The U.S. Securities and Exchange Commission has completed regulations that could help life insurers that run lifecycle funds and other "funds of funds."
The final rule, Fund Of Funds Investments, codifies guidelines the SEC has been using to cut red tape for fund-of-funds managers who ask it for relief.
The final rule also adds disclosure requirements, to require mutual fund and variable insurance fund managers to tell investors about the expenses of any funds that the fund happens to hold.
Easing restrictions on managers of funds of funds "will expand the circumstances in which funds can invest in other funds without first obtaining an exemptive order from the commission, which can be costly and time-consuming," SEC officials write in preamble to the proposed final rule. "We anticipate that the rules will promote efficiency and competition."

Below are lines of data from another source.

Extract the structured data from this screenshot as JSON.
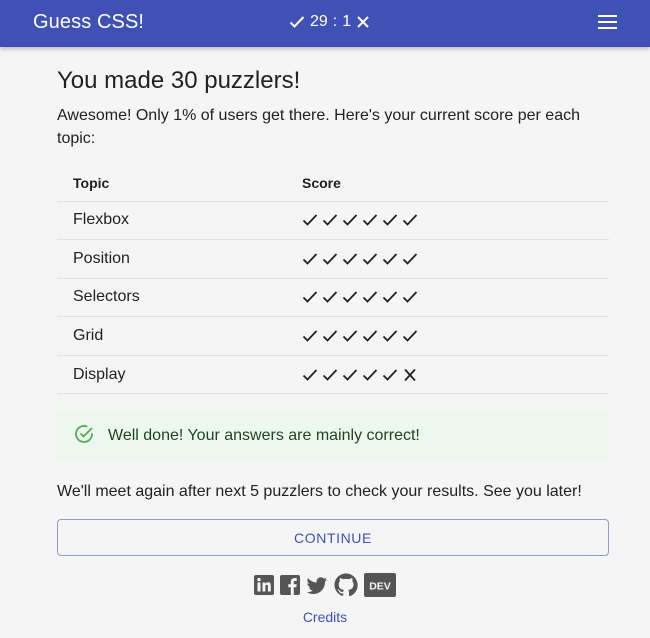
{
  "header": {
    "brand": "Guess CSS!",
    "correct_count": "29",
    "separator": ":",
    "wrong_count": "1",
    "menu_icon": "menu-icon"
  },
  "main": {
    "title": "You made 30 puzzlers!",
    "intro": "Awesome! Only 1% of users get there. Here's your current score per each topic:",
    "table": {
      "headers": [
        "Topic",
        "Score"
      ],
      "rows": [
        {
          "topic": "Flexbox",
          "score": [
            "correct",
            "correct",
            "correct",
            "correct",
            "correct",
            "correct"
          ]
        },
        {
          "topic": "Position",
          "score": [
            "correct",
            "correct",
            "correct",
            "correct",
            "correct",
            "correct"
          ]
        },
        {
          "topic": "Selectors",
          "score": [
            "correct",
            "correct",
            "correct",
            "correct",
            "correct",
            "correct"
          ]
        },
        {
          "topic": "Grid",
          "score": [
            "correct",
            "correct",
            "correct",
            "correct",
            "correct",
            "correct"
          ]
        },
        {
          "topic": "Display",
          "score": [
            "correct",
            "correct",
            "correct",
            "correct",
            "correct",
            "wrong"
          ]
        }
      ]
    },
    "alert": {
      "icon": "check-circle-icon",
      "text": "Well done! Your answers are mainly correct!"
    },
    "outro": "We'll meet again after next 5 puzzlers to check your results. See you later!",
    "continue_label": "CONTINUE"
  },
  "footer": {
    "social": [
      "linkedin-icon",
      "facebook-icon",
      "twitter-icon",
      "github-icon",
      "dev-icon"
    ],
    "dev_label": "DEV",
    "credits_label": "Credits"
  },
  "colors": {
    "primary": "#3f51b5",
    "alert_bg": "#edf7ed",
    "alert_text": "#1e4620",
    "alert_icon": "#4caf50"
  }
}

Section 12(d)(1) of the Investment Company Act of 1940 limits investment funds' ability to invest in shares of other funds, in an effort to keep investors in one fund from acquiring a second fund and trampling over the rights of the investors in the second fund, SEC officials write in the preamble.
Section 12(d)(1)(A) prohibits a registered fund from:
- Acquiring more than 3% of another fund's outstanding voting securities, or charging a sales load greater than 1.5% if it acquires a smaller stake in another fund's securities.
- Investing more than 5% of its total assets in any one acquired fund.
- Investing more than 10% of total assets in all acquired funds.